The School of Music, Theater and Dance of the University of North Carolina in Greensboro (UNCG) filled the stage of the Stevens Center with orchestra and chorus, and the hall with well-wishers and fans while performing an eclectic program of familiar and rarely heard pieces, under the direction of three able faculty members.

The concert opened with the familiar Prelude to Act III of Lohengrin by Richard Wagner under the direction of Welborn E. Young, who is described in the program notes as primarily a choral and opera specialist. The orchestra sounded great in this four minute work; wouldn’t it have been cool to have continued on to the next piece in the Wagner original, the Wedding March – especially for those of us who were in the Stevens Center three weeks ago for Mendelssohn’s Wedding March as part of the staged version of Shakespeare/Mendelssohn’s Midsummer Night’s Dream!

Samuel Barber (1910-1981) was not only a superb composer, but a gifted singer and a virtuoso pianist. His “Prayers of Kierkegaard,” for soprano soloist, chorus and orchestra was commissioned by Serge Koussevitzky, and premiered by Leontine Price and the Boston Symphony in 1954 under the direction of Charles Munch. Barber chose four prayers of Danish philosopher and theologian, Soren Kierkegaard (1813-1855), as the text for his work, which plays out as a unified single movement with great contrasts. Conducted by the much admired Carole Ott (who also conducts the Winston-Salem Symphony Chorale), the work starts a cappella with just men’s voices before adding orchestra, women’s voices and eventually solo soprano, Chelsea Bonagura. Dr. Ott led the structure of the work with authority and clarity, saving the forces for the climax near the end of the third prayer and carefully guiding the fugal interlude before the fourth prayer and the satisfying Bach-like chorale at the close. Ms. Bonagura has a beautiful sound, warm and rich, but was hard to understand from the first row of the balcony, even following the printed text in the program notes. On the other hand, the purity of the vowels of the chorus made them easy to understand although there was an almost allergic avoidance of the sibilant “s!”

The entire second half of the concert was given to the shortest of Gustav Mahler’s nine (or ten) symphonies, the charming and almost Schubertian Fourth Symphony in G, under the direction of Kevin M. Geraldi. Mahler is always a challenge to the principal players of the orchestra, who must not only handle the tonal and technical demands of their parts, but also the idiosyncrasies and innovations of Mahler the composer – things such as playing an un-tuned violin (scordatura in the second movement) or lifting the oboes or clarinets or horns high, with their bells pointing upward. And then there is the problem of balancing the modern brass with the strings, even without trombones or tuba. Occasionally, especially in some very soft passages, one wished for a dozen more string players to augment the 43 already on stage. Maestro Geraldi was clearly at ease with his forces and the score, although occasionally his “deliberate, unhurried” tempos plodded. Soprano soloist Joann Martinson has a delicate but beautiful and simple voice; unfortunately it rarely carried over the orchestra to the balcony. There were some very fine solos from  Craig Giordano, principal horn, Anna Darnell, clarinet , Casey Davis, English horn, and by the concertmaster, Ryan Silvestri.
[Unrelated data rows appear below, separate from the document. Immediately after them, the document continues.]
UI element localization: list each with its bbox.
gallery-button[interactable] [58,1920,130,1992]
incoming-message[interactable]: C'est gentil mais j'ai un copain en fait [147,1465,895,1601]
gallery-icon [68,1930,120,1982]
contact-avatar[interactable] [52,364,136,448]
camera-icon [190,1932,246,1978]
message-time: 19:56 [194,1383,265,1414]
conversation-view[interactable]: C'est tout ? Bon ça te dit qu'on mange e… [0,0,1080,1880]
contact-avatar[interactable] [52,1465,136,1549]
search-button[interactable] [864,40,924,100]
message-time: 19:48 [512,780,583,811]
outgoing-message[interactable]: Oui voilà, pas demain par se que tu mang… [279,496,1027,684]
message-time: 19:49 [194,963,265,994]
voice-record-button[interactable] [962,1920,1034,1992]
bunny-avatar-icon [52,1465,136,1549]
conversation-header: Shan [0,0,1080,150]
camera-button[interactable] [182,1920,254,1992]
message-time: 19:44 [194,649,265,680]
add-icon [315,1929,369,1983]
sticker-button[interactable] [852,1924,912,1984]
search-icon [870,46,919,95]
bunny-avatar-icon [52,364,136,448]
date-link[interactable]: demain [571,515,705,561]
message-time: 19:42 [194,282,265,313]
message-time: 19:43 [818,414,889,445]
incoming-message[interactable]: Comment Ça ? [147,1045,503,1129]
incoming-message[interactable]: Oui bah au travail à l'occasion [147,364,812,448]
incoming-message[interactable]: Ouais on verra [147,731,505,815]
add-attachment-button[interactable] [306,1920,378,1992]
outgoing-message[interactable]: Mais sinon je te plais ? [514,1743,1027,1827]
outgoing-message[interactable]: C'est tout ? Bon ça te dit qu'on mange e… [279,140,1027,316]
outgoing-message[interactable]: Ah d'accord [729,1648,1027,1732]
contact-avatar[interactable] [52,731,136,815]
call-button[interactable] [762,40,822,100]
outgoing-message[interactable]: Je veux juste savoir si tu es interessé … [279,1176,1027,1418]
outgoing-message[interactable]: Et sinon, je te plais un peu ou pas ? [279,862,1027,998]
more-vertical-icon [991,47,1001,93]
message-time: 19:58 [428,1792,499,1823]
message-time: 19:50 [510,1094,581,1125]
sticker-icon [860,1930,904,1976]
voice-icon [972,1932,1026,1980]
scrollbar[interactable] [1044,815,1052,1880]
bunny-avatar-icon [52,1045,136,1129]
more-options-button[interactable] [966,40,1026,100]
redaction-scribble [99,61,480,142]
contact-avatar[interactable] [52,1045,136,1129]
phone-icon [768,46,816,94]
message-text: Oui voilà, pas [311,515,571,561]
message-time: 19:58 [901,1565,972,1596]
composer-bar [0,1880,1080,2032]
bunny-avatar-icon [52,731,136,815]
Academia often provides an advantage that is not afforded professional ensembles: rehearsal time, and plenty of it, usually stretched over several weeks, thereby giving the young musicians time to assimilate new works and to practice between rehearsals. The sometimes under-rehearsed professional orchestra has, by contrast, the advantage of highly trained seasoned performers who meet daily for a number of hours at a sitting. Because of the costly but limited rehearsal time, the rehearsal is terse (sometimes tense) and the conductor is called upon to gesticulate efficiently and precisely, offering explanations only when the gesture has failed to communicate.

And so in this concert, the admirable precision of cut-offs, attacks and entrances occurred because of excellent rehearsing and sometimes despite the gestures of the conductors rather than because of them. (I am thinking if some intricate mallet entrances in a slow section of the Barber, and some 16th note cello and bass passages early in the Mahler.) And perhaps for the same reason, sometimes conducting gestures appeared grandiose rather than forceful, balletic rather than expressive and suggestive rather than precise. Except perhaps for moments in the Barber, the performances seemed safe rather than daring and careful rather than carefree: the element of risk had been eliminated.